The newest cloak, which measures 20 inches by 4 inches and less than an inch high, is actually made up of more than 10,000 individual pieces arranged in parallel rows. Of those pieces, more than 6,000 are unique. Each piece is made of the same fiberglass material used in circuit boards and etched with copper.


The University of Rochester describes the mathematical foundation for cloaking.

Professor Allan Greenleaf first started working on the mathematics of invisibility in 2001. In 2003, with Professors Lassas and Uhlmann, he published two papers about the mathematics that could make objects with special properties invisible (“On Nonuniqueness for Calderon’s Inverse Problem,” Mathematical Research Letters 10, 685-693, 2003, and “Anisotropic Conductivities that cannot be Detected by EIT,” Physiological Measurement 24, 413-419, 2003).

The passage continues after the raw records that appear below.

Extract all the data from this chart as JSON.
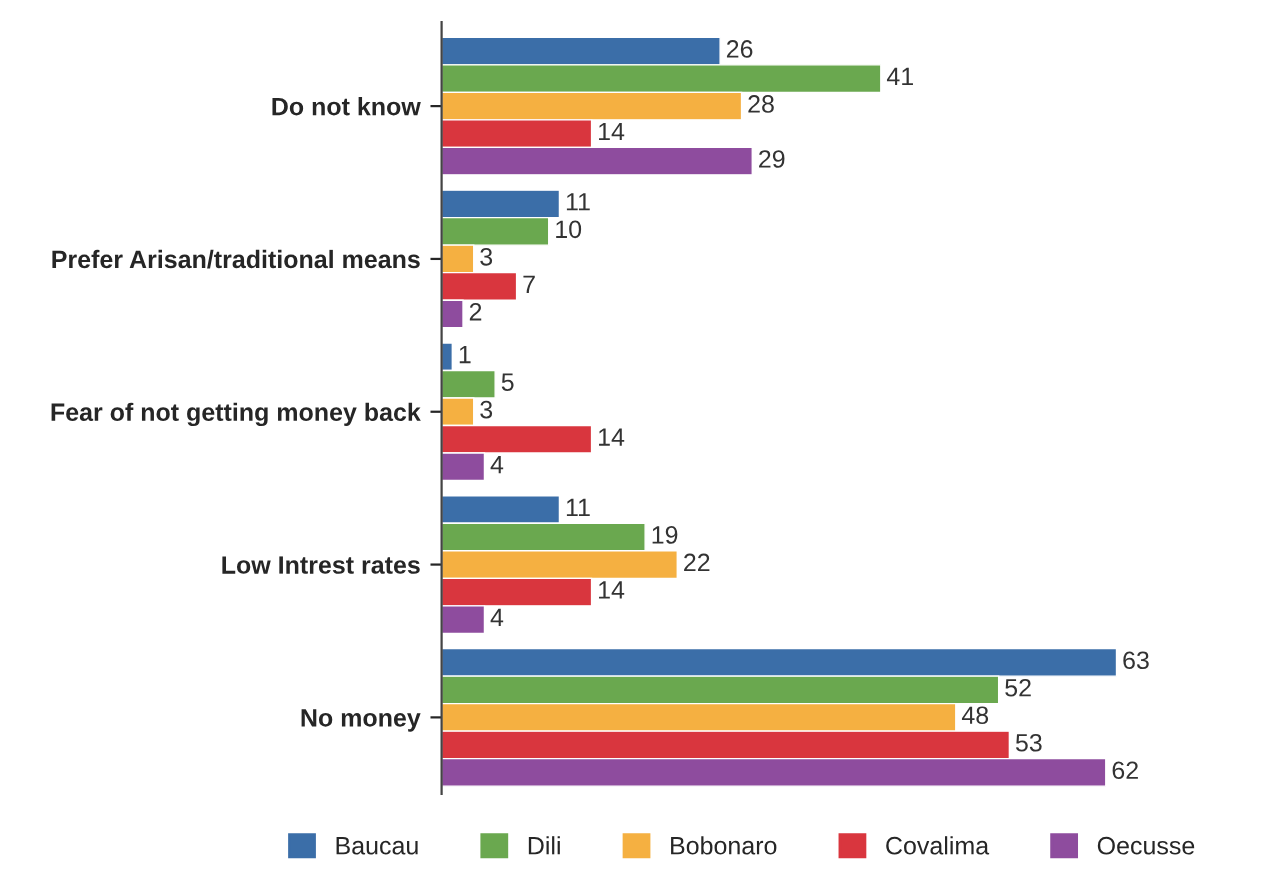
{
  "chart_data": {
    "type": "bar",
    "orientation": "horizontal",
    "categories": [
      "Do not know",
      "Prefer Arisan/traditional means",
      "Fear of not getting money back",
      "Low Intrest rates",
      "No money"
    ],
    "series": [
      {
        "name": "Baucau",
        "color": "#3b6ea8",
        "values": [
          26,
          11,
          1,
          11,
          63
        ]
      },
      {
        "name": "Dili",
        "color": "#6aa84f",
        "values": [
          41,
          10,
          5,
          19,
          52
        ]
      },
      {
        "name": "Bobonaro",
        "color": "#f5b041",
        "values": [
          28,
          3,
          3,
          22,
          48
        ]
      },
      {
        "name": "Covalima",
        "color": "#d9363e",
        "values": [
          14,
          7,
          14,
          14,
          53
        ]
      },
      {
        "name": "Oecusse",
        "color": "#8e4c9e",
        "values": [
          29,
          2,
          4,
          4,
          62
        ]
      }
    ],
    "tick_labels": "y",
    "data_labels": true,
    "grid": false,
    "legend": "bottom"
  }
}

These papers were concerned with the mathematics of electrical impedance tomography (EIT), a medical imaging technique that uses measurements of electric voltages and currents to obtain images of the interior of the body. It was previously known that, under certain assumptions, the measurements uniquely determine the electric conductivity function, which varies from point to point and whose behavior might indicate the presence of tumors. In the two papers of 2003, Greenleaf, Lassas, and Uhlmann showed that, if the conductivity function is allowed to be a tensor, which means that it can depend on direction as well as location, then there are recipes for mathematically constructing different conductivities that are indistinguishable from each other by EIT measurements. At the time, this seemed like something of a curiosity, since it was highly unlikely that the exact mathematical structures needed to produce this “invisibility” would occur in nature, for example, on the exterior of a tumor.

This same mathematics surfaced again in 2006 when Sir John Pendry of Imperial College, Dr. David Schurig and Professor David Smith of Duke University, and Professor Ulf Leonhardt of St. Andrew’s University, wrote papers theoretically proposing the construction of cloaking devices, rendering the objects inside them invisible from observation using electromagnetic (EM) waves. In October 2006, physicists and engineers led by the Duke University team built a device from man-made metamaterials that essentially cloaks a passive copper disk or rod. Based on a mathematical calculation very similar to one proposed in 2003, the metamaterials have special properties in the way that microwaves propagate through, or in this case, around them. The cloaking device bends microwaves around an object and does not cast a shadow. The copper disk or rod inside the cloaking device is invisible. It is as if absolutely nothing is there.


Nature’s full of surprises, isn’t it? But the burgeoning ability to manipulate information flows will not be confined to the visual spectrum. The public is already bombarded by digitally manipulated “fauxtographs” and managed news; it has already been told that the science behind Global Warming cannot be challenged. For a long time the public was told certain financial institutions were “too big to fail”. Pilate asked Jesus, “what is truth?” The modern answer is, “it depends.”